In a recent Telegraph article, about the refugees fleeing the Islamic State forces and Britain's silence on taking some refugees from the area - Fraser Nelson asked 'What kind of a country are we?'
We are seeing and hearing reports of atrocities committed by the Sunni extremists against Christian and Yazidi minorities as they advance into Iraq. Accounts of whole families shot in the face for refusing to convert to Islam - a boy who happened to be named after a Bishop cut in half. There are reports of 80 Yazidi men being massacred and women and children being kidnapped in one village after refusing to convert to Islam - evidence that people are being brutally persecuted for their ethnicity and their beliefs. Many thousands of people are fleeing their homes and villages to avoid the advancing fanatics pouring into Iraq from the north.
The issue of refugees from this conflict was recently discussed on the Jeremy Vine Radio 2 show and gave a clue as to what sort of a country we might now be. What struck me was the attitude of the several people who rang in. One caller asked why the UK was the only country taking in refugees - why was it only us, he asked? Another asked why we 'take them all?' Of course someone said we were 'full' and another said there are richer countries than us who should take them. None of these statements were challenged - I don't recall anyone calling in with a contrary view.
We are still a richer country than nearly all the other countries in the world and of course we are not the only country taking in refugees - according to UNHCR figures the UK is 15th in the world in terms of the number of refugees we have here. Pakistan, Ethiopia, Kenya, Bangladesh and Yemen all have more refugees than the UK and they are much poorer countries than us. Obviously this has much to do with where the countries are situated and how close they are to conflicts which generate refugees. But Germany, France and the USA all have more refugees than the UK.

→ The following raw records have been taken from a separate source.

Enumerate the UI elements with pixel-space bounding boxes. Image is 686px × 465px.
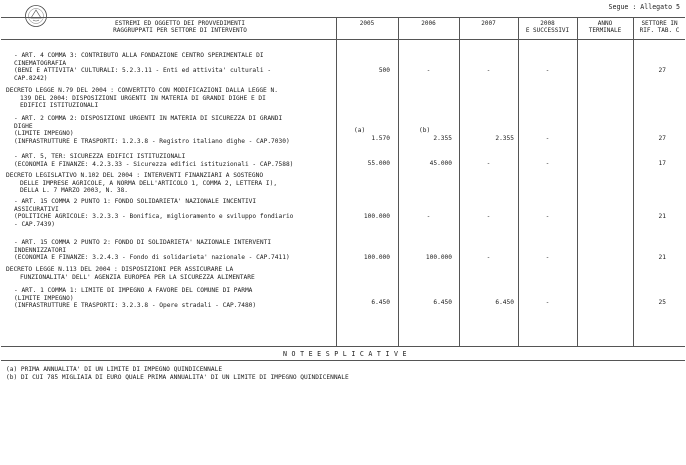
footnote-marker-a: (a) (354, 127, 366, 134)
page-reference: Segue : Allegato 5 (608, 3, 680, 11)
provision-item: - ART. 5, TER: SICUREZZA EDIFICI ISTITUZIONALI (ECONOMIA E FINANZE: 4.2.3.33 - Sicurezza edifici istituzionali - CAP.7588) (14, 153, 294, 168)
value-2007: 2.355 (495, 135, 514, 142)
provision-item: - ART. 15 COMMA 2 PUNTO 2: FONDO DI SOLIDARIETA' NAZIONALE INTERVENTI INDENNIZZATORI (ECONOMIA E FINANZE: 3.2.4.3 - Fondo di solidarieta' nazionale - CAP.7411) (14, 239, 290, 262)
header-2007: 2007 (481, 20, 496, 27)
col-divider (577, 17, 578, 347)
table-top-rule (1, 17, 685, 18)
header-2006: 2006 (421, 20, 436, 27)
value-2006: - (426, 213, 431, 220)
note-a: (a) PRIMA ANNUALITA' DI UN LIMITE DI IMPEGNO QUINDICENNALE (6, 366, 223, 373)
value-2007: - (486, 213, 491, 220)
value-2006: 45.000 (429, 160, 452, 167)
note-b: (b) DI CUI 785 MIGLIAIA DI EURO QUALE PRIMA ANNUALITA' DI UN LIMITE DI IMPEGNO QUINDICENNALE (6, 374, 349, 381)
emblem-seal-icon (24, 4, 48, 28)
header-description: ESTREMI ED OGGETTO DEI PROVVEDIMENTI RAGGRUPPATI PER SETTORE DI INTERVENTO (113, 20, 247, 34)
settore-ref: 27 (658, 135, 666, 142)
value-2008: - (545, 67, 550, 74)
value-2007: - (486, 254, 491, 261)
header-2005: 2005 (359, 20, 375, 27)
value-2005: 6.450 (371, 299, 390, 306)
notes-title-rule (1, 360, 685, 361)
decree-heading: DECRETO LEGISLATIVO N.102 DEL 2004 : INTERVENTI FINANZIARI A SOSTEGNO DELLE IMPRESE AGRICOLE, A NORMA DELL'ARTICOLO 1, COMMA 2, LETTERA I), DELLA L. 7 MARZO 2003, N. 38. (6, 172, 278, 195)
value-2006: 6.450 (433, 299, 452, 306)
value-2005: 55.000 (367, 160, 390, 167)
settore-ref: 25 (658, 299, 666, 306)
value-2006: 100.000 (425, 254, 452, 261)
value-2007: - (486, 67, 491, 74)
value-2007: - (486, 160, 491, 167)
value-2005: 1.570 (371, 135, 390, 142)
settore-ref: 27 (658, 67, 666, 74)
provision-item: - ART. 1 COMMA 1: LIMITE DI IMPEGNO A FAVORE DEL COMUNE DI PARMA (LIMITE IMPEGNO) (INFRASTRUTTURE E TRASPORTI: 3.2.3.8 - Opere stradali - CAP.7480) (14, 287, 257, 310)
value-2005: 500 (378, 67, 390, 74)
provision-item: - ART. 2 COMMA 2: DISPOSIZIONI URGENTI IN MATERIA DI SICUREZZA DI GRANDI DIGHE (LIMITE IMPEGNO) (INFRASTRUTTURE E TRASPORTI: 1.2.3.8 - Registro italiano dighe - CAP.7030) (14, 115, 290, 145)
value-2008: - (545, 213, 550, 220)
provision-item: - ART. 15 COMMA 2 PUNTO 1: FONDO SOLIDARIETA' NAZIONALE INCENTIVI ASSICURATIVI (POLITICHE AGRICOLE: 3.2.3.3 - Bonifica, miglioramento e sviluppo fondiario - CAP.7439) (14, 198, 294, 228)
col-divider (336, 17, 337, 347)
header-2008: 2008 E SUCCESSIVI (525, 20, 570, 34)
header-settore: SETTORE IN RIF. TAB. C (639, 20, 680, 34)
table-bottom-rule (1, 346, 685, 347)
header-bottom-rule (1, 39, 685, 40)
settore-ref: 21 (658, 213, 666, 220)
col-divider (633, 17, 634, 347)
value-2008: - (545, 160, 550, 167)
header-anno-terminale: ANNO TERMINALE (588, 20, 622, 34)
decree-heading: DECRETO LEGGE N.113 DEL 2004 : DISPOSIZIONI PER ASSICURARE LA FUNZIONALITA' DELL' AGENZIA EUROPEA PER LA SICUREZZA ALIMENTARE (6, 266, 255, 281)
decree-heading: DECRETO LEGGE N.79 DEL 2004 : CONVERTITO CON MODIFICAZIONI DALLA LEGGE N. 139 DEL 2004: DISPOSIZIONI URGENTI IN MATERIA DI GRANDI DIGHE E DI EDIFICI ISTITUZIONALI (6, 87, 278, 110)
footnote-marker-b: (b) (419, 127, 431, 134)
value-2008: - (545, 299, 550, 306)
value-2008: - (545, 254, 550, 261)
settore-ref: 17 (658, 160, 666, 167)
provision-item: - ART. 4 COMMA 3: CONTRIBUTO ALLA FONDAZIONE CENTRO SPERIMENTALE DI CINEMATOGRAFIA (BENI E ATTIVITA' CULTURALI: 5.2.3.11 - Enti ed attivita' culturali - CAP.8242) (14, 52, 272, 82)
value-2007: 6.450 (495, 299, 514, 306)
notes-title: N O T E E S P L I C A T I V E (283, 350, 407, 358)
value-2008: - (545, 135, 550, 142)
value-2006: 2.355 (433, 135, 452, 142)
settore-ref: 21 (658, 254, 666, 261)
value-2006: - (426, 67, 431, 74)
value-2005: 100.000 (363, 213, 390, 220)
value-2005: 100.000 (363, 254, 390, 261)
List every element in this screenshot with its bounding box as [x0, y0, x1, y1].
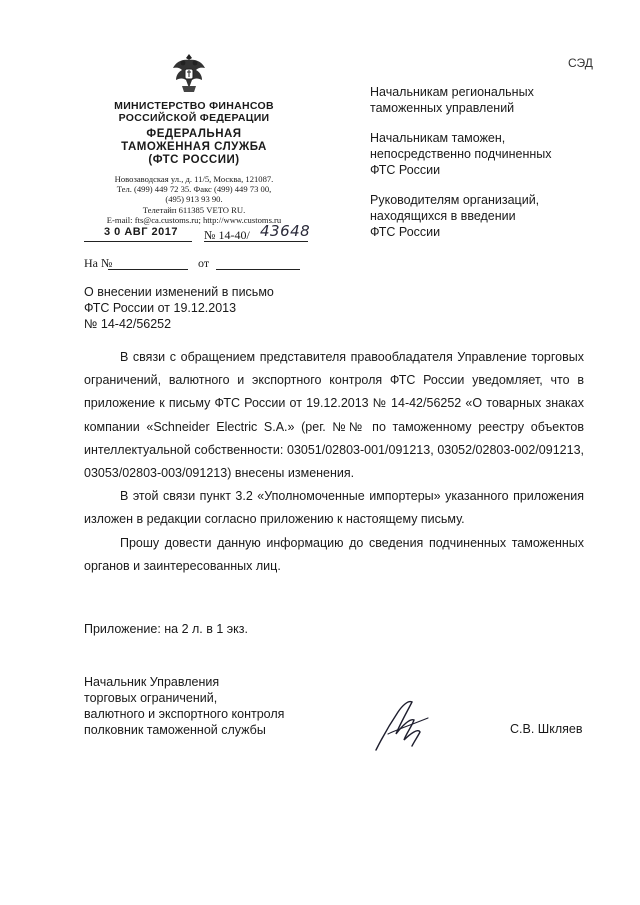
reply-to-blank	[108, 269, 188, 270]
number-underline	[204, 241, 308, 242]
subject-line-3: № 14-42/56252	[84, 317, 172, 331]
addressee-line: находящихся в введении	[370, 209, 516, 223]
subject-line-2: ФТС России от 19.12.2013	[84, 301, 237, 315]
addressees-block	[370, 84, 620, 254]
body-paragraph-1: В связи с обращением представителя правообладателя Управление торговых ограничений, валютного и экспортного контроля ФТС России уведомляет, что в приложение к письму ФТС России от 19.12.2013 № 14-42/56252 «О товарных знаках компании «Schneider Electric S.A.» (рег. №№ по таможенному реестру объектов интеллектуальной собственности: 03051/02803-001/091213, 03052/02803-002/091213, 03053/02803-003/091213) внесены изменения.	[84, 350, 584, 481]
signer-position-line-2: торговых ограничений,	[84, 691, 218, 705]
contact-phone-2: (495) 913 93 90.	[165, 194, 223, 205]
date-underline	[84, 241, 192, 242]
contact-teletype: Телетайп 611385 VETO RU.	[142, 204, 246, 215]
ministry-name	[78, 100, 310, 124]
ministry-line-1: МИНИСТЕРСТВО ФИНАНСОВ	[114, 100, 274, 112]
addressee-line: ФТС России	[370, 163, 441, 177]
signer-position-line-4: полковник таможенной службы	[84, 723, 266, 737]
registration-number-prefix: № 14-40/	[204, 228, 250, 242]
addressee-line: таможенных управлений	[370, 101, 515, 115]
ministry-line-2: РОССИЙСКОЙ ФЕДЕРАЦИИ	[118, 112, 270, 124]
handwritten-signature	[368, 694, 438, 754]
addressee-line: Начальникам региональных	[370, 85, 534, 99]
contact-email-web: E-mail: fts@ca.customs.ru; http://www.customs.ru	[106, 214, 282, 225]
attachment-note: Приложение: на 2 л. в 1 экз.	[84, 622, 248, 636]
contact-phone: Тел. (499) 449 72 35. Факс (499) 449 73 00,	[116, 184, 272, 195]
letter-subject	[84, 284, 324, 332]
body-paragraph-3: Прошу довести данную информацию до сведения подчиненных таможенных органов и заинтересованных лиц.	[84, 535, 584, 573]
service-line-3: (ФТС РОССИИ)	[148, 154, 240, 166]
contact-address: Новозаводская ул., д. 11/5, Москва, 121087.	[114, 174, 274, 184]
signer-position-line-1: Начальник Управления	[84, 675, 220, 689]
body-paragraph-2: В этой связи пункт 3.2 «Уполномоченные импортеры» указанного приложения изложен в редакции согласно приложению к настоящему письму.	[84, 489, 584, 527]
contact-block	[78, 174, 310, 225]
reply-from-blank	[216, 269, 300, 270]
registration-number-handwritten: 43648	[260, 222, 311, 240]
service-line-1: ФЕДЕРАЛЬНАЯ	[146, 128, 242, 140]
service-name	[78, 128, 310, 167]
reply-from-label: от	[198, 256, 210, 270]
addressee-group-2	[370, 130, 620, 178]
sed-mark: СЭД	[568, 56, 593, 70]
signer-name: С.В. Шкляев	[510, 722, 583, 736]
service-line-2: ТАМОЖЕННАЯ СЛУЖБА	[121, 141, 267, 153]
registration-date-stamp: 3 0 АВГ 2017	[104, 226, 178, 238]
coat-of-arms-emblem	[168, 50, 210, 96]
signer-position	[84, 674, 344, 738]
signer-position-line-3: валютного и экспортного контроля	[84, 707, 285, 721]
addressee-group-1	[370, 84, 620, 116]
addressee-line: непосредственно подчиненных	[370, 147, 552, 161]
reply-to-label: На №	[84, 256, 113, 270]
addressee-line: ФТС России	[370, 225, 441, 239]
subject-line-1: О внесении изменений в письмо	[84, 285, 274, 299]
addressee-line: Начальникам таможен,	[370, 131, 506, 145]
addressee-line: Руководителям организаций,	[370, 193, 540, 207]
addressee-group-3	[370, 192, 620, 240]
letter-body	[84, 346, 584, 578]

So are we full? According to some research reported on by the BBC in 2012 only around 2% of the UK is actually built on - actually has a house or another building on it or is concreted over - this includes spaces between concrete and buildings in urban areas. So by this measurement we are nowhere near full.
Of course the caller might have meant that the existing health and social services are overwhelmed or at capacity. This is almost certainly true in some areas but not all and, of course, we would have to carefully consider where in the UK we send any refugees. Even if the caller is right about the entire country being at capacity (which I doubt) - then we will still have to create more room from somewhere because according to ONS estimates our population is likely to grow by another 10 million over the next 20 years even without these few hundred extra refugees. My point is that this caller just said we were full - and that was all he needed to have said - it appears there is no need to clarify that argument these days.
Quite rightly there is a debate to be had on controlling immigration or even knowing how many people are coming to the UK - but bringing in a certain number of refugees is not about uncontrolled immigration and the two should not be confused.
Of course transporting refugees to the UK may not be the best thing for them - but in a sense that is academic - the issue is a political one or even a cultural one in the UK. As they attitude of callers suggested there are a number of people in our country who don't want more foreign people coming to the UK even if they face death and persecution.
There are a number of people in this country who will make any argument - no matter how weak - to try to stop foreign people - even those in great need, coming to the UK.
The government, to its credit, is supplying aid to people in the war zones but Mr Cameron apparently feels that he cannot risk even talking about accepting even small numbers of refugees because of the UKIP effect and because the 2015 elections are not too far off.
So - perhaps the answer to the question of what sort of a Country we are is that we are less welcoming to those being persecuted than we were. We are less compassionate about those in most need than many other countries and in spite one of the richest countries on the planet we are more selfish and less caring than before.